La réglementation peut clairement fonctionner : les taux sanguins de plomb et de mercure ont chuté au cours des dernières décennies en Allemagne, comme dans d’autres pays industrialisés. Dans le même temps, la prolifération de composés organiques synthétiques tels que les PFAS (alias « produits chimiques éternels ») a créé de nouvelles menaces inquiétantes qui rendent le travail effectué dans cette installation obscure d’autant plus urgent.

Lermen, 44 ans, chauve avec une barbe fournie et une voix agréablement sonore, met un écran facial, monte un escalier mobile et soulève le couvercle d'une des hautes cuves de stockage cryogénique. Un brouillard blanc jaillit de l’ouverture et se dissipe en tombant sur le sol en béton.

"Tous ces réservoirs sont remplis d'environ 160 litres d'azote liquide", explique Lermen. "Ce n'est qu'à ces températures extrêmes que nous pouvons garantir la longévité de nos archives."

Ses mains et ses avant-bras protégés par des gants spéciaux, Lermen atteint le réservoir et soulève un casier rempli de flacons du nuage d'azote qui se trouve au-dessus du lac d'azote liquide. La température dans le nuage est inférieure à -160°C ou -256°F. Après quelques instants, il redescend la grille dans le récipient et ferme le couvercle.
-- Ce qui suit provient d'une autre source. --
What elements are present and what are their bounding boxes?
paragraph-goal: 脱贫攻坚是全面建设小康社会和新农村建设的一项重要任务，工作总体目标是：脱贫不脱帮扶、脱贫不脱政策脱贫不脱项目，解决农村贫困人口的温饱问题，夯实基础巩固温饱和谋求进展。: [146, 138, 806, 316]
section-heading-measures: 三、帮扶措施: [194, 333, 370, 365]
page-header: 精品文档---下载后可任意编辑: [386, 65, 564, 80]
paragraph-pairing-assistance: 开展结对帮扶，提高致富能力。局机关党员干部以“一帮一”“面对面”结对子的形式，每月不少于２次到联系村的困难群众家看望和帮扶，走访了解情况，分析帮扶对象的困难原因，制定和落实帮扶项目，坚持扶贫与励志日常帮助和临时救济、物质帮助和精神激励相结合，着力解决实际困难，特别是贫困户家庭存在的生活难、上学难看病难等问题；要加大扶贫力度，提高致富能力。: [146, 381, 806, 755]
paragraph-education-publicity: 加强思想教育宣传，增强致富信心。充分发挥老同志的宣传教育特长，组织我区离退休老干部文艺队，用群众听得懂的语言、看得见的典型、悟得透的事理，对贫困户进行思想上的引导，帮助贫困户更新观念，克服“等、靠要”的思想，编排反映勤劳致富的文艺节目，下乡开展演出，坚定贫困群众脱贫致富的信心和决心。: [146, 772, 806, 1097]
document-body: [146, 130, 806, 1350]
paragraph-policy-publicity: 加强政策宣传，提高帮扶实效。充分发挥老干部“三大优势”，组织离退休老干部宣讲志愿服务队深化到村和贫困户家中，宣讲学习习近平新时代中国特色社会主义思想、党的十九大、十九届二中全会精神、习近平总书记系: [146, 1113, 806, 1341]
« Lorsque nous retirons les échantillons du réservoir, les flacons subissent un changement rapide de température d'environ 170° », explique-t-il. "Bien sûr, nous voulons garder cela au minimum." Si vous essayez de conserver un record pour l’éternité, chaque seconde compte.

Bien que des scientifiques de l'Université de Münster aient commencé à élaborer des plans pour l'ESB dans les années 1970, celui-ci a été officiellement lancé en 1985. Les premiers échantillons ont été collectés auprès de personnes près de Münster, dans l'ouest de l'Allemagne, mais après la réunification de l'Allemagne de l'Ouest et de l'Est en 1990, le le programme d'échantillonnage annuel a été étendu à Greifswald au nord, à Halle à l'est et à Ulm au sud. L’idée était d’obtenir une image véritablement nationale de la contamination chimique.
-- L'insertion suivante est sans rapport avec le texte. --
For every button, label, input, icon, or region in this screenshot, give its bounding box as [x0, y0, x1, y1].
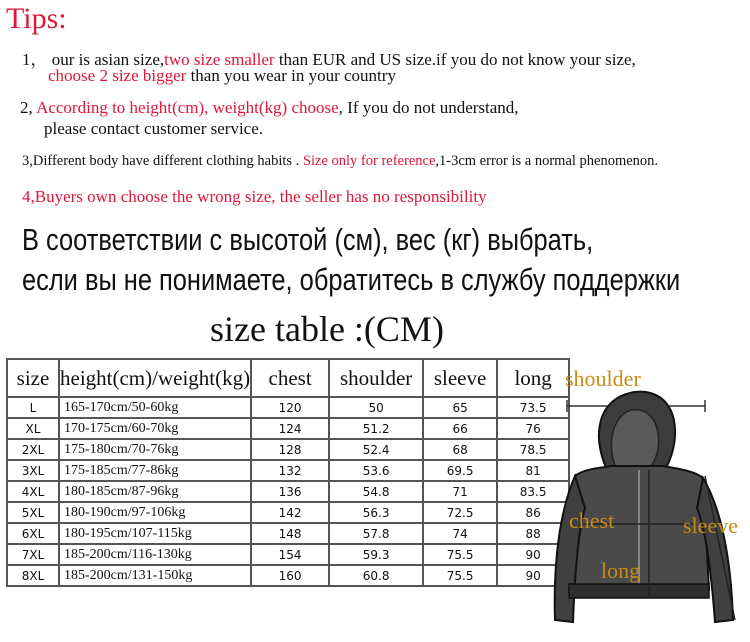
size-table-header-row: [7, 359, 569, 397]
diagram-label-shoulder: shoulder: [565, 366, 641, 391]
cell-chest: 160: [251, 565, 329, 586]
cell-shoulder: 60.8: [329, 565, 423, 586]
russian-line-2: если вы не понимаете, обратитесь в службу поддержки: [22, 262, 681, 297]
tip-3-line: [22, 153, 658, 170]
cell-height-weight: 180-195cm/107-115kg: [59, 523, 251, 544]
tip-1-text-red-a: two size smaller: [164, 50, 275, 69]
cell-long: 81: [497, 460, 569, 481]
cell-sleeve: 71: [423, 481, 497, 502]
cell-long: 90: [497, 565, 569, 586]
cell-sleeve: 65: [423, 397, 497, 418]
table-row: [7, 397, 569, 418]
cell-height-weight: 170-175cm/60-70kg: [59, 418, 251, 439]
cell-shoulder: 52.4: [329, 439, 423, 460]
size-table-title: size table :(CM): [210, 309, 444, 349]
cell-long: 88: [497, 523, 569, 544]
header-height-weight: height(cm)/weight(kg): [59, 359, 251, 397]
cell-size: 5XL: [7, 502, 59, 523]
cell-shoulder: 54.8: [329, 481, 423, 502]
cell-size: 6XL: [7, 523, 59, 544]
cell-chest: 128: [251, 439, 329, 460]
table-row: [7, 439, 569, 460]
diagram-label-long: long: [601, 558, 641, 583]
tip-2-text-b: please contact customer service.: [44, 119, 264, 138]
cell-long: 90: [497, 544, 569, 565]
tip-2-line-2: [44, 119, 263, 139]
cell-sleeve: 69.5: [423, 460, 497, 481]
cell-size: 2XL: [7, 439, 59, 460]
header-shoulder: shoulder: [329, 359, 423, 397]
tip-2-text-a: , If you do not understand,: [338, 98, 519, 117]
tip-4-line: 4,Buyers own choose the wrong size, the seller has no responsibility: [22, 187, 487, 206]
cell-size: 8XL: [7, 565, 59, 586]
cell-shoulder: 50: [329, 397, 423, 418]
cell-sleeve: 72.5: [423, 502, 497, 523]
diagram-label-sleeve: sleeve: [683, 513, 738, 538]
tip-2-text-red: According to height(cm), weight(kg) choose: [36, 98, 339, 117]
tip-3-text-red: Size only for reference: [302, 153, 436, 169]
cell-shoulder: 57.8: [329, 523, 423, 544]
cell-chest: 120: [251, 397, 329, 418]
cell-chest: 136: [251, 481, 329, 502]
cell-size: L: [7, 397, 59, 418]
table-row: [7, 544, 569, 565]
tips-title: Tips:: [6, 2, 67, 35]
cell-sleeve: 68: [423, 439, 497, 460]
header-sleeve: sleeve: [423, 359, 497, 397]
cell-long: 76: [497, 418, 569, 439]
header-long: long: [497, 359, 569, 397]
cell-sleeve: 66: [423, 418, 497, 439]
cell-long: 73.5: [497, 397, 569, 418]
cell-long: 83.5: [497, 481, 569, 502]
table-row: [7, 502, 569, 523]
cell-chest: 154: [251, 544, 329, 565]
cell-sleeve: 75.5: [423, 565, 497, 586]
table-row: [7, 460, 569, 481]
cell-long: 78.5: [497, 439, 569, 460]
tip-1-text-c: than you wear in your country: [186, 66, 396, 85]
cell-height-weight: 185-200cm/131-150kg: [59, 565, 251, 586]
cell-sleeve: 74: [423, 523, 497, 544]
header-size: size: [7, 359, 59, 397]
size-table: [6, 358, 570, 587]
cell-height-weight: 165-170cm/50-60kg: [59, 397, 251, 418]
cell-size: XL: [7, 418, 59, 439]
cell-height-weight: 180-190cm/97-106kg: [59, 502, 251, 523]
russian-line-1: В соответствии с высотой (см), вес (кг) выбрать,: [22, 222, 594, 257]
cell-height-weight: 175-180cm/70-76kg: [59, 439, 251, 460]
cell-size: 4XL: [7, 481, 59, 502]
cell-chest: 132: [251, 460, 329, 481]
table-row: [7, 418, 569, 439]
jacket-measurement-diagram: [545, 358, 750, 642]
tip-1-text-a: our is asian size,: [51, 50, 165, 69]
cell-height-weight: 180-185cm/87-96kg: [59, 481, 251, 502]
tip-2-number: 2,: [20, 98, 33, 117]
tip-2-line-1: [20, 98, 519, 118]
cell-shoulder: 56.3: [329, 502, 423, 523]
cell-size: 3XL: [7, 460, 59, 481]
cell-chest: 124: [251, 418, 329, 439]
header-chest: chest: [251, 359, 329, 397]
tip-1-text-b: than EUR and US size.if you do not know your size,: [274, 50, 636, 69]
tip-1-line-2: [48, 66, 396, 86]
diagram-label-chest: chest: [569, 508, 615, 533]
tip-1-text-red-b: choose 2 size bigger: [48, 66, 187, 85]
cell-height-weight: 185-200cm/116-130kg: [59, 544, 251, 565]
table-row: [7, 481, 569, 502]
tip-1-number: 1，: [22, 50, 48, 69]
cell-height-weight: 175-185cm/77-86kg: [59, 460, 251, 481]
cell-size: 7XL: [7, 544, 59, 565]
table-row: [7, 565, 569, 586]
cell-chest: 142: [251, 502, 329, 523]
cell-chest: 148: [251, 523, 329, 544]
cell-shoulder: 53.6: [329, 460, 423, 481]
tip-3-text-b: ,1-3cm error is a normal phenomenon.: [435, 153, 659, 169]
cell-shoulder: 59.3: [329, 544, 423, 565]
tip-3-text-a: 3,Different body have different clothing habits .: [22, 153, 303, 169]
cell-shoulder: 51.2: [329, 418, 423, 439]
cell-sleeve: 75.5: [423, 544, 497, 565]
jacket-illustration: [545, 358, 750, 642]
cell-long: 86: [497, 502, 569, 523]
table-row: [7, 523, 569, 544]
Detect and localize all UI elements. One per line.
L'ESB collecte également des échantillons environnementaux (œufs d'oiseaux, plantes, poissons, moules, cerfs, vers de terre et sol) provenant de 14 endroits différents, notamment des villes, des réserves naturelles et des fermes. Mais seuls des échantillons humains sont stockés dans le bunker de Münster, un ancien dépôt médical de l'armée. Les archives ont été transférées ici depuis l'université en 2012. Les murs épais, suffisamment solides pour résister à une bombe ou à un accident d'avion, protègent également les échantillons des radiations cosmiques qui pourraient autrement les dégrader à très long terme.